Today I am grateful for everything I have learnt about powerlessness.

– Although my actions and behaviors may have a bearing through the laws of attraction, I am simply powerless over people, places and things.

– There are many things I have no power over, no matter what I think or how hard I try.

– When I have tried to enforce my unwanted and not required power it has had little to zero success and nearly every time made things worse.

– Admitting I’m powerless over people has naturally meant I am less controlling and less coercive.

– Witnessing someone who is trying to enforce power when they are powerless is something I can relate but also something I don’t want to experience.

– There are many, many things more powerful than me. Whether physically, mentally or spiritually.

– Being powerless over something is not a weakness. It is a humble and courageous admission.
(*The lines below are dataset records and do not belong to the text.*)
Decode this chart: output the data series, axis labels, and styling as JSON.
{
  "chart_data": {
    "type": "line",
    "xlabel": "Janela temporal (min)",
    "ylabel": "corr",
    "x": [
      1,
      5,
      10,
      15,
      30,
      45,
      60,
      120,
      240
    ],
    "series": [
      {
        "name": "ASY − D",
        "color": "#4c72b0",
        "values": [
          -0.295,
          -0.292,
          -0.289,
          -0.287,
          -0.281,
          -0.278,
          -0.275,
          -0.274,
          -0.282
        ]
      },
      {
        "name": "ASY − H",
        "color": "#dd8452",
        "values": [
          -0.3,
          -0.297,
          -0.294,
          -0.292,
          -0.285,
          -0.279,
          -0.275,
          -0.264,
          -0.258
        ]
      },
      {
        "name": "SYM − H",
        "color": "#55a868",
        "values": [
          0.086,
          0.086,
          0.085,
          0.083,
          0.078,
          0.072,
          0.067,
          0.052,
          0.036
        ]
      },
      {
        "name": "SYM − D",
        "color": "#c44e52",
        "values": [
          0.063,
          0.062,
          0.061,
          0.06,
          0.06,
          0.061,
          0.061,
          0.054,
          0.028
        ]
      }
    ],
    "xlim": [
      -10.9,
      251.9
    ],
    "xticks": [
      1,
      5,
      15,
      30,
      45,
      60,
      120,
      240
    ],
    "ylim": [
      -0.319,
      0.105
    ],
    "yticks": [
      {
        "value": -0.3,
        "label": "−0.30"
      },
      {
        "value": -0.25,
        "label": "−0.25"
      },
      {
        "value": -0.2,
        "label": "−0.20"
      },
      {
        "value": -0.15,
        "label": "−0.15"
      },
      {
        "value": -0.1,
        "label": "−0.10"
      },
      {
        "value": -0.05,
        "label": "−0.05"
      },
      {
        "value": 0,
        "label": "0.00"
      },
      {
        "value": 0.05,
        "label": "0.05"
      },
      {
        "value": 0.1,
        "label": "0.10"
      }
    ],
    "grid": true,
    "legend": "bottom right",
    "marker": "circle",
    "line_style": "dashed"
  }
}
– A realisation of powerlessness was and is necessary for me to want help.

– Not accepting powerlessness can be a very harmful experience for all involved (including myself) and sometimes without me even realising it.

– There are a number of things about my own mind and my own body that I am powerless over.

– Ironically, admitting my powerlessness was the vital first step in becoming empowered. Anyone who believes in a greater power than themselves will be able to relate to this.

– ‘Don’t you know who I am?!’ Yes… a being, like the billions of others.


Barcelona, Spain.

Gratitude List

Gratitude List 24/11/2018

Today I am grateful for my current serenity. I say current because I know how quickly it can change.

Today I am grateful that my moments that are not so serene are still serene in comparison to my past.

Today I am grateful that I like to make others happy.

Today I am grateful that despite this, my happiness does not depend on anyone else’s.

Today I am grateful for progression. As long as I’ve worked the program I have continued to progress. That’s an exciting prospect.

Today I am grateful I am closer to being the person others always thought I was.

Today I am grateful, that although it’s not a financial problem, my finances have improved massively and I have become more responsible.

Today I am grateful that I live on a more level plane today. The highs and lows no longer resemble the Blackpool dipper.

Today I am grateful that although I see defects in others to which I am grateful I do not suffer, I am humble enough to not judge.

Today I am grateful for gratitude. I can’t believe for decades I thought and acted without it.

Today I am grateful for my greater power. Above everything the last couple years in recovery has given me, this is without a doubt the last thing I would give away. ‘May I do thy will always.’ My most important line in my prayers.